D’un autre côté, le traitement de l’histoire comme une grande thérapie rend le film véritablement pertinent. À l’instar de Breakfast Club (film « ultime » du teen movie, comme Incassable avec le genre super-héroïque), les personnages sont réunis en un lieu unique et vont interagir entre eux de manière à faire ressortir une certaine quintessence. Une approche presque minimaliste, à l’opposé du traitement habituel du genre – surtout depuis l’avènement de Marvel. Le Dr. Staple (Sarah Paulson) tentera alors de convaincre nos trois protagonistes que leurs capacités surhumaines ne sont qu’une illusion. Dans une scène majeure, David, Elijah et Kevin (vert, violet et jaune) sont plongés dans une chambre rose, symbole de dénaturation (un rouge qui perd son intensité) : la rationalité cherche alors à briser les mythes, à mettre un terme à la croyance.
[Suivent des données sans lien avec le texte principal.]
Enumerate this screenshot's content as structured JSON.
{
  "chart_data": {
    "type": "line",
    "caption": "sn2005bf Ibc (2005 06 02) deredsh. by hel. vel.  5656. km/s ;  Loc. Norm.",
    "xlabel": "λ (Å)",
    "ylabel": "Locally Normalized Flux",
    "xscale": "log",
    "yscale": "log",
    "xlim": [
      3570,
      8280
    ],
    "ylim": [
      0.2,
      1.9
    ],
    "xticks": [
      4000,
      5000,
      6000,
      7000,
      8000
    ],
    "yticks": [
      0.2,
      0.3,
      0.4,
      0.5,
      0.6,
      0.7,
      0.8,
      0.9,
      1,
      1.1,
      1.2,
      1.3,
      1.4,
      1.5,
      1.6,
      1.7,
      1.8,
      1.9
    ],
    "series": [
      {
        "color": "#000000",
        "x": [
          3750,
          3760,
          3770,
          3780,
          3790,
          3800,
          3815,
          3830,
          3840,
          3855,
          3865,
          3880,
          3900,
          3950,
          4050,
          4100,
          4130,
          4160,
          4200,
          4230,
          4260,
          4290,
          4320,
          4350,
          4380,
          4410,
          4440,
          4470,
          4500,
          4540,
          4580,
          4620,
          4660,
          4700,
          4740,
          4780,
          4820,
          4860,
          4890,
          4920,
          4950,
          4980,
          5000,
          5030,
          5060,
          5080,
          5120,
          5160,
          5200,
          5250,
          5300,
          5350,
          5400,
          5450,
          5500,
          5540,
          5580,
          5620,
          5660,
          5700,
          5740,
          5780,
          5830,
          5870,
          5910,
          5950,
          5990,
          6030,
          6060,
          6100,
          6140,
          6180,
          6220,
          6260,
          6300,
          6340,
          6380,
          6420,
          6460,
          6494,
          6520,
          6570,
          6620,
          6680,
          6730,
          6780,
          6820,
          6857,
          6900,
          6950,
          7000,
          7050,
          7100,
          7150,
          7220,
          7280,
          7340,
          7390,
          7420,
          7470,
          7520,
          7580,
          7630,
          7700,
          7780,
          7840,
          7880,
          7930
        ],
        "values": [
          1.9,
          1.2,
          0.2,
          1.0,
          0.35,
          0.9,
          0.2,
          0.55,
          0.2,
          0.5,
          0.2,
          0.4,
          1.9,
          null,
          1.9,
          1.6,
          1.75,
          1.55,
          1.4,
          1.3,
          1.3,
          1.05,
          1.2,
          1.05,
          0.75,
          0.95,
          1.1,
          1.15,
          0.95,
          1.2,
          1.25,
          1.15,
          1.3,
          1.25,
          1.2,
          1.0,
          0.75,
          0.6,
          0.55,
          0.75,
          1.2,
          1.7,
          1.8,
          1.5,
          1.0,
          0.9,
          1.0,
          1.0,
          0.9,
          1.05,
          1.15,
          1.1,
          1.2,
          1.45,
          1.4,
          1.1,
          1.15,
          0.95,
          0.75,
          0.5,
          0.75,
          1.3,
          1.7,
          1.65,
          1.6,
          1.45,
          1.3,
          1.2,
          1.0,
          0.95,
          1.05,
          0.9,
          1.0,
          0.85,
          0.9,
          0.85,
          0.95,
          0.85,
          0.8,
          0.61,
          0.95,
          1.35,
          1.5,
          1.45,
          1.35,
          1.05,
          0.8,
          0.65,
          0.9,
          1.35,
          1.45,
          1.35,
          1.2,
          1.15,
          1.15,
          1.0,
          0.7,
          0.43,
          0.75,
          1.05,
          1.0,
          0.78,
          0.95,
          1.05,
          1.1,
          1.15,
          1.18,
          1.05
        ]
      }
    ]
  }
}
Une scène qui, symboliquement, fonctionne très bien – de ce point de vue là, le film entier fonctionne à merveille.

Un discours méta poussé à son paroxysme

Totalement conscient des quelques défauts dont le film fait preuve, celui-ci me parle intimement, me rassure et me fait du bien. Shyamalan croit au pouvoir de croire, et la foi inébranlable qui transpire de chacune de ses images me touche réellement. Il y a dans Glass, plus que dans tous ses autres films, une intention tout à fait évidente de parler de la production super-héroïque actuelle et de la place de Shyamalan lui-même au sein de cette production. Ce discours méta est poussé à un degré tel qu’il prend bien (trop) souvent le pas sur l’émotion même de l’action. Là où Incassable parvenait à faire cohabiter les deux avec une maîtrise rarement égalée, Glass rate légèrement cette union.
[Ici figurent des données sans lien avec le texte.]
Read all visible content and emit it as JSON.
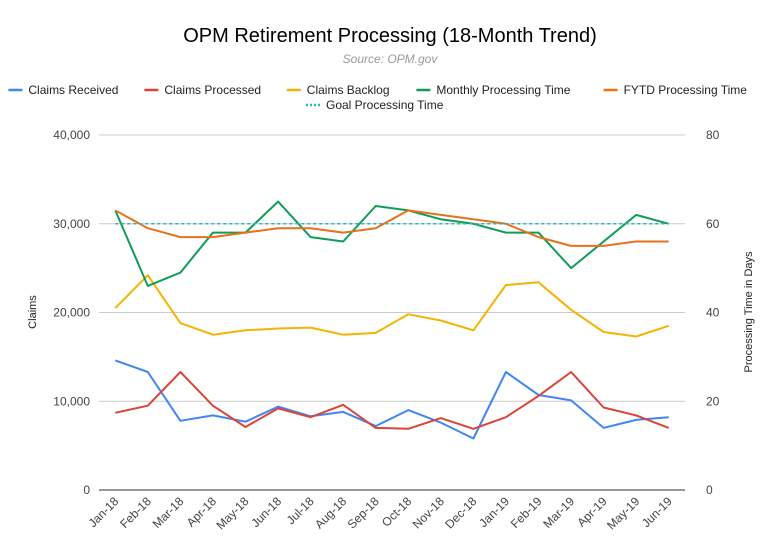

Nul doute là-dessus : M. Night Shyamalan est Mr. Glass, ce créateur génial qui prend du recul sur son œuvre et sur les mythes qu’il a conçu. David Dunn et La Bête sont ses deux créations : parfaites, fragiles, mais aussi dangereuses (l’une d’elles se retournant contre lui). De l’autre côté, le Dr. Staple et sa confrérie secrète représentent les gros producteurs actuels : ils cherchent autant que possible à détruire ces mythes (le Dr. Staple fait mine de ne pas y croire alors qu’elle a pleinement conscience de leur existence) pour rendre le monde plus uniforme. Shyamalan et Mr. Glass savent pertinemment qu’il est impossible de rivaliser frontalement contre eux. Ils vont donc volontairement emmener leurs créations vers une mort certaine, tout en ayant pris soin de piéger cette organisation afin de rendre visible aux yeux du monde l’existence de ces êtres extraordinaires. En tuant ses héros, Shyamalan/Mr. Glass les rend immortel. 

Nous disions précédemment que Incassable et Split montraient des personnages qui se révélaient eux-mêmes. Dans Glass, celui qui va trouver sa place dans le monde n’est autre que Shyamalan lui-même. La boucle est bouclée.